Richard Seeley, coalition treasurer, said he was disappointed that city officials were not forced to make amends for giving out incorrect information.

"They get the benefit of their own mistakes and we get nothing," he said. "That is not justice or fairness."

But City Atty. Scott Howard, who represented Glendale at the hearing, argued, "It's not the city's duty or responsibility to provide legal advice or information."

Howard said that in a previous case, a county attorney provided incorrect advice in writing regarding signature requirements, but the courts ruled it was not sufficient cause to set aside state election laws.

In the Glendale case, Zebrowski said that to grant the coalition's request, he would have had to disregard one law that sets the minimum signature requirements or another that forbids a group from turning in supplemental signatures.

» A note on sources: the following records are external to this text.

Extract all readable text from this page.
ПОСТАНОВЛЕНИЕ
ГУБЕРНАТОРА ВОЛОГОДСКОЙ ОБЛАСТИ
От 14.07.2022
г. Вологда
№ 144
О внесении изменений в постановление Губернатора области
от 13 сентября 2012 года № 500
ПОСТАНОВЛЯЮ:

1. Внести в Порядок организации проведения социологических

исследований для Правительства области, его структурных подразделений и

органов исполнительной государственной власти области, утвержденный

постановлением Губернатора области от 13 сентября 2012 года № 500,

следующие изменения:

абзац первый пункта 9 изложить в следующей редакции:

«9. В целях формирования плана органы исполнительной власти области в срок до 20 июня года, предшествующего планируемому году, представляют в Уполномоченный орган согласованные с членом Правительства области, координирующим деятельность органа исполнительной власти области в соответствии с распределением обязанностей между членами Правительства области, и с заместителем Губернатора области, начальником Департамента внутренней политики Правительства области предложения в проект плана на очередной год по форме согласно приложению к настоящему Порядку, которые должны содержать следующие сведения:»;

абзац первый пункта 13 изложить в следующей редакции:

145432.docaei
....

If his ruling is not appealed, the small, but vocal, coalition will have to start over in its bid to change the way Glendale City Council members are elected.

In June, the group turned in almost 8,500 valid signatures on a petition aimed at forcing council members to run for office from five districts. Coalition leaders said this system would bring political power to neighborhoods they believe are now being neglected.

After the petitions were filed, city officials said they discovered that the measure would change Glendale's city charter and, as a result, it required more signatures. Also, City Clerk Aileen Boyle said the group would have had more time to gather signatures under rules for city charter amendments.

Glendale officials rejected the petitions after determining that they fell about 2,000 signatures short of the minimum needed to get on the ballot and the city refused to grant the additional time. Claiming city officials had acted unfairly, coalition members this month asked Zebrowski to grant them the additional time.

The judge reviewed legal briefs from the coalition and the city before handing down his tentative ruling last Thursday. Then, Hermez Moreno, the coalition's attorney, tried unsuccessfully to change Zebrowski's mind during oral arguments.

Moreno said his clients could have gathered signatures for another 26 days "except for the incorrect application of the law by the city."

"You're saying they gave you bad information," the judge said. "I'm willing to assume this did occur. But I don't believe the law allows deviation from the Elections Code as a result."

Zebrowski said: "The city has no obligation to give out information. Their only duty is to carry out the election. They have no duty to advise people who want to put a matter on the ballot."

The judge said the coalition should have determined the proper rules for initiatives before handing in the petitions. Members of the group have also said they received flawed legal advice from a previous attorney.